O PCP não sabia do golpe. Souberam-nos alguns que nem eram comunas porque tinham ligações com os militares.
E um bom Natal também eheheh para ti e família
Outra especialista!... :O)
E tu, ó Zazie, onde é que estavas no dia 25 de Abril de 1974? - Em Marte?... :O))
E um bom Natal para ti e todos os teus.
ahahahaha
já estava à espera de uma boca do género
por acaso até apanhei tudo, Carmo incluído mas também confundo muita coisa.
Aqui há tempo um antigo colega estava a escrever um treta qualquer sobre o assunto e decidiu pedir-me ajuda para o relato factual. Pois bem, até chorámos a rir porque eu troquei os golpes de estado todos. E até dizia que na véspera do 25 de Abril tinha havido uma AGA na aula magna da cidade universitária ":O)))
ahahaha
mas tirando estes detalhes de confundir um pouco também te garanto que os tipos não eram nada comunas. Então comunas formados por profs universitários é para rir ":O)))
beijocas e obrigada pelo Natal
Bem, está na altura de perguntar ao Histórico que é nada mais nada menos do que um indefectível estalinista, estimado por ser pessoa de trato impecável, educação esmerada e sabedor de especialidades.

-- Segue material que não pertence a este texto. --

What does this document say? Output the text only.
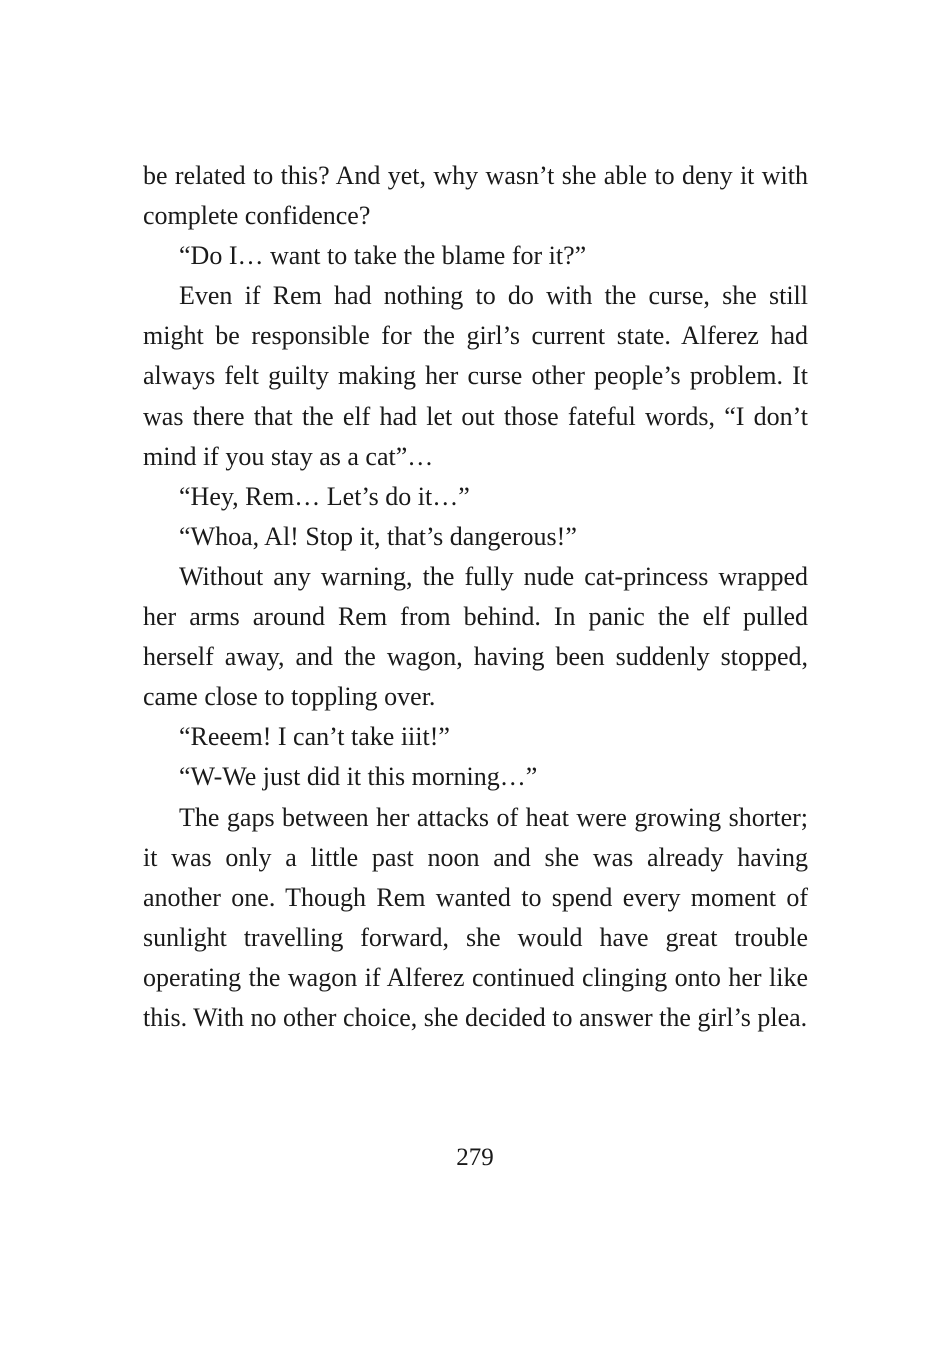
be related to this? And yet, why wasn’t she able to deny it with complete confidence?

“Do I… want to take the blame for it?”

Even if Rem had nothing to do with the curse, she still might be responsible for the girl’s current state. Alferez had always felt guilty making her curse other people’s problem. It was there that the elf had let out those fateful words, “I don’t mind if you stay as a cat”…

“Hey, Rem… Let’s do it…”

“Whoa, Al! Stop it, that’s dangerous!”

Without any warning, the fully nude cat-princess wrapped her arms around Rem from behind. In panic the elf pulled herself away, and the wagon, having been suddenly stopped, came close to toppling over.

“Reeem! I can’t take iiit!”

“W-We just did it this morning…”

The gaps between her attacks of heat were growing shorter; it was only a little past noon and she was already having another one. Though Rem wanted to spend every moment of sunlight travelling forward, she would have great trouble operating the wagon if Alferez continued clinging onto her like this. With no other choice, she decided to answer the girl’s plea.

279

Apesar de na altura se encontrar exilado na terra dos iorques, saberá como foi, pois privava com o Álvaro,como lhe chama.

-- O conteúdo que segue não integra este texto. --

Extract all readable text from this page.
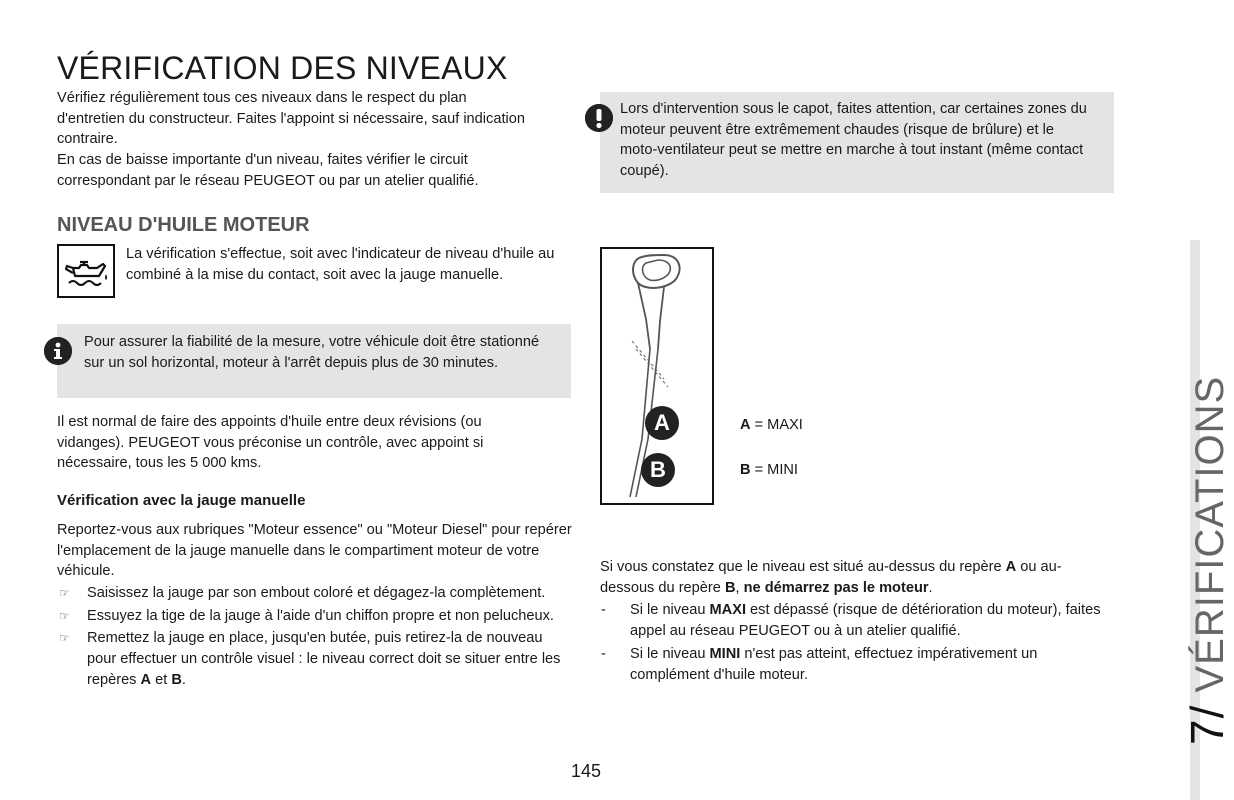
VÉRIFICATION DES NIVEAUX

Vérifiez régulièrement tous ces niveaux dans le respect du plan d'entretien du constructeur. Faites l'appoint si nécessaire, sauf indication contraire.

En cas de baisse importante d'un niveau, faites vérifier le circuit correspondant par le réseau PEUGEOT ou par un atelier qualifié.

NIVEAU D'HUILE MOTEUR

La vérification s'effectue, soit avec l'indicateur de niveau d'huile au combiné à la mise du contact, soit avec la jauge manuelle.

Pour assurer la fiabilité de la mesure, votre véhicule doit être stationné sur un sol horizontal, moteur à l'arrêt depuis plus de 30 minutes.

Il est normal de faire des appoints d'huile entre deux révisions (ou vidanges). PEUGEOT vous préconise un contrôle, avec appoint si nécessaire, tous les 5 000 kms.

Vérification avec la jauge manuelle

Reportez-vous aux rubriques "Moteur essence" ou "Moteur Diesel" pour repérer l'emplacement de la jauge manuelle dans le compartiment moteur de votre véhicule.

☞ Saisissez la jauge par son embout coloré et dégagez-la complètement.
☞ Essuyez la tige de la jauge à l'aide d'un chiffon propre et non pelucheux.
☞ Remettez la jauge en place, jusqu'en butée, puis retirez-la de nouveau pour effectuer un contrôle visuel : le niveau correct doit se situer entre les repères A et B.

Lors d'intervention sous le capot, faites attention, car certaines zones du moteur peuvent être extrêmement chaudes (risque de brûlure) et le moto-ventilateur peut se mettre en marche à tout instant (même contact coupé).

A
B
A = MAXI
B = MINI

Si vous constatez que le niveau est situé au-dessus du repère A ou au-dessous du repère B, ne démarrez pas le moteur.

- Si le niveau MAXI est dépassé (risque de détérioration du moteur), faites appel au réseau PEUGEOT ou à un atelier qualifié.
- Si le niveau MINI n'est pas atteint, effectuez impérativement un complément d'huile moteur.
7/ VÉRIFICATIONS
145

Vamos lá a ver se tenho oportunidade, pois isto merece atenção.
Não é todos os dias que se depara uma nova perspectiva histórica para explicação de acontecimentos contemporâneos.
Drag
A coda referia-se a uma interpelação:
Dragão: ficamos à espera de revelações bombásticas!
Pouco antes do 25 de Abril, ao que soube, muitos dos membros da comunidade ismaelita de Moçambique, do Sr. Aga Khan agora condecorado, começaram a pôr os seus bens a salvo!

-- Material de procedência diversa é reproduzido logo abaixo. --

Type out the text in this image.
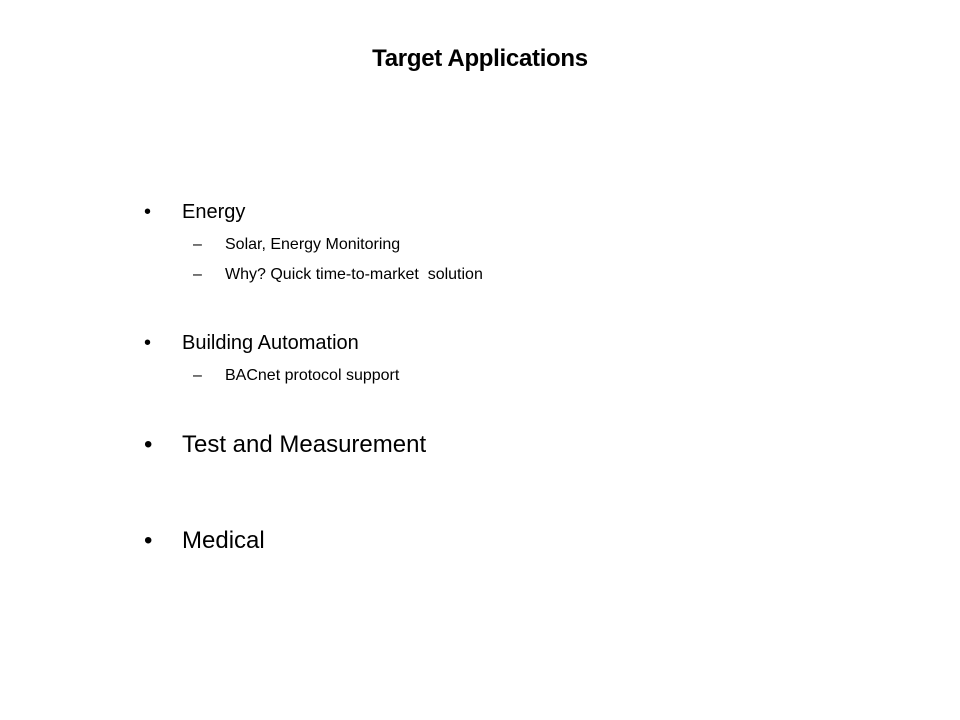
Target Applications
• Energy
– Solar, Energy Monitoring
– Why? Quick time-to-market  solution
• Building Automation
– BACnet protocol support
• Test and Measurement
• Medical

Não sei se é boato ou não mas asseguraram-me ser verdade!
Um dos grandes enigmas do 25 de Abril, caro José, é este: porque é que a PIDE não fez nada para parar aquilo?
É evidente que a PIDE sabia. Quando o senhor B diz ao Marenches que não sabia de nada estava a endrominar com quantos dentes tinha. Tanto sabia que teve o cuidado de se colocar em segurança na precisa data.
O senhor "B". entenda-se Barbieri Cardoso, o director operativo da DGS.
Desse texto do Marenches, no geral correcto, o frase mais interessante, quanto a mim, é quando ele diz a propósito do Barbieri: "talvez preocupações pessoais o tivessem retido longe de todo o meio de comunicação".
Alguém comprou alguém na PIDE? Quem?...
oh diabo...
não havia comunas na revolução, o movimento era corporativo... a pide sabia do caso... será que existiu mesmo essa cena do 25 de abril?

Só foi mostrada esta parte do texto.